Assuming you already have some background with the other more common types of joins, inner, left, right, and outer; adding semi and anti can prove incredibly useful saving you what could have alternatively taken multiple steps.
In this post, I’ll be focusing on just semi-joins; with that said, there is a lot of overlap between semi & anti, so get ready to learn a bit about both.
Semi & anti joins are quite a bit different than the other four that I just highlighted; the number one difference being they are actually classified as what’s known as filtering joins.
Syntactically it feels very similar to any other join, but the intention is not to enhance a dataset with additional columns or rows, the intent is to use these joins to perform filtering.
A filtering join is not classified by the additional of new columns of information, rather it facilitates one being able to keep or reduce records in a given dataset.
The semi join is used with the intent of taking a dataset and filtering it down based on whether a common identifier is located in some additional dataset.
A good way to drill this idea home is to code the alternative.
Opportunity Dataset Example
Let’s say we have a dataset from salesforce that contains all deals or opportunities that we’ve worked on or are currently working on.
This opportunity dataset gives us a lot of really good information around the deal itself. Let’s suppose it looks something like this:
| opp_id | account_id | created_date | close_date | amount | stage |
Now let’s say we need to filter this dataset down such that we’re only including enterprise accounts. Well it just so happens that there is no segment field on our opportunity dataset that we can use to filter… we’ll have to leverage information from elsewhere.
Let’s pretend that the only place enterprise accounts have been tracked is in a random excel file. Let’s say the dataset looks like this:
| account_id | customer_segment |
In a World Without Semi-joins
Based on what we know now around left joins… we could do the following:
opportunities %>% left_join(enterprise_accounts, by = 'account_id')%>% filter(!is.na(customer_segment))
As you can see, we can left join the enterprise accounts dataset to our main opps dataset and in the event that there is no matching value, customer segment would be null, as such you can add a filter statement saying you only want non null cases.
This is fine and effectively performs the same functionality I explained above. One annoying thing is it gives you a new field, customer_segment, that is the same for every record.
We could also throw on a select statement thereafter to pull that field off, which just adds another line of code for you to write to meet this functionality.
opportunities %>% left_join(enterprise_accounts, by = 'account_id')%>% filter(!is.na(customer_segment))%>% select(-customer_segment)
Assuming you’ve learned about inner joins as well, we could also achieve a similar functionality there with slightly simpler code.
opportunities %>% inner_join(enterprise_accounts, by = 'account_id')%>% select(-customer_segment)

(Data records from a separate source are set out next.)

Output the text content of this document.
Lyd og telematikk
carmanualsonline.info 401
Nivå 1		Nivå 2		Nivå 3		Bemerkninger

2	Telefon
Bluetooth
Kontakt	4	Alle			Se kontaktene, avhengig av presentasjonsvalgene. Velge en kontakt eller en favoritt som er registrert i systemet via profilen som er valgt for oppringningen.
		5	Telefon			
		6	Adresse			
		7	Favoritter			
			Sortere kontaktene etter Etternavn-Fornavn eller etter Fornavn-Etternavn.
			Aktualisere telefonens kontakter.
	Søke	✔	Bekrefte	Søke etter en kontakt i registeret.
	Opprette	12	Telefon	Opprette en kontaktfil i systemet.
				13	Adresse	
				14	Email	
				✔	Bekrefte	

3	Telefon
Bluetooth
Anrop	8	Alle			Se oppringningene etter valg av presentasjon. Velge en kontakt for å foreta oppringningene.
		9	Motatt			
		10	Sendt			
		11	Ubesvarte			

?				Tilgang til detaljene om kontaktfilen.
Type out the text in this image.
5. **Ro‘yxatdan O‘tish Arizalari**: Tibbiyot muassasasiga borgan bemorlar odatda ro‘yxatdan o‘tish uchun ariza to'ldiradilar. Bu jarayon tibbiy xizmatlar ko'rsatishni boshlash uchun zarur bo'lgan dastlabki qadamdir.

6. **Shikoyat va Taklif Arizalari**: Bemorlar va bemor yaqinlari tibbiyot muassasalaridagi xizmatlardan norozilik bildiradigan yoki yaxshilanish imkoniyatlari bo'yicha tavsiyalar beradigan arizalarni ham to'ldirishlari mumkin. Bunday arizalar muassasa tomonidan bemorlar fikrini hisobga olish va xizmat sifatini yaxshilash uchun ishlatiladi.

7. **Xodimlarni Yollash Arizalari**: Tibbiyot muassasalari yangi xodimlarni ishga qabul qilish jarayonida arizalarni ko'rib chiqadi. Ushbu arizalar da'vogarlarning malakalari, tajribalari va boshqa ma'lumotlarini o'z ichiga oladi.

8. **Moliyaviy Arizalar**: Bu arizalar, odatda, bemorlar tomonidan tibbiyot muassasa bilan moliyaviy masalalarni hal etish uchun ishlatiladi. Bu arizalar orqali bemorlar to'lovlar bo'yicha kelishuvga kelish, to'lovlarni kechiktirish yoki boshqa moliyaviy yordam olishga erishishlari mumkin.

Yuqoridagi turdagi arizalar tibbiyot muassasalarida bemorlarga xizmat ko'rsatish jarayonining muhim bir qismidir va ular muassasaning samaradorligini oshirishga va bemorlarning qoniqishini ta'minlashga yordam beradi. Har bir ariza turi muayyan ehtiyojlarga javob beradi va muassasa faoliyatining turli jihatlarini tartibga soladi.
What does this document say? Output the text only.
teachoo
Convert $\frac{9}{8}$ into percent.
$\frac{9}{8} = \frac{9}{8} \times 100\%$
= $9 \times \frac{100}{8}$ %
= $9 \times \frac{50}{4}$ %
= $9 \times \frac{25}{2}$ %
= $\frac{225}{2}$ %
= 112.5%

Simplifying with Semi-joins
Now let’s simplify things even more with a semi-join.
opportunities %>% semi_join(enterprise_accounts, by = 'account_id')
This will get us to the exact same output as each of the above examples. It will filter out records of opportunity where there is no matching account_id in the enterprise accounts table. It wont add columns or rows to your dataset. It exclusively exists and is used with the intent to filter.
There you have it, in just a few minutes we’ve covered a lot, and unlocked a bit of dplyr functionality that can simplify your code, your workflow.
- The difference between mutating joins and filtering joins
- How to execute a “filtering join” in the absence of semi-joins
- The specific output and intent for a semi-join
- How to use a semi-join
I hope this proves helpful in your day to day as a data professional.
Happy Data Science-ing!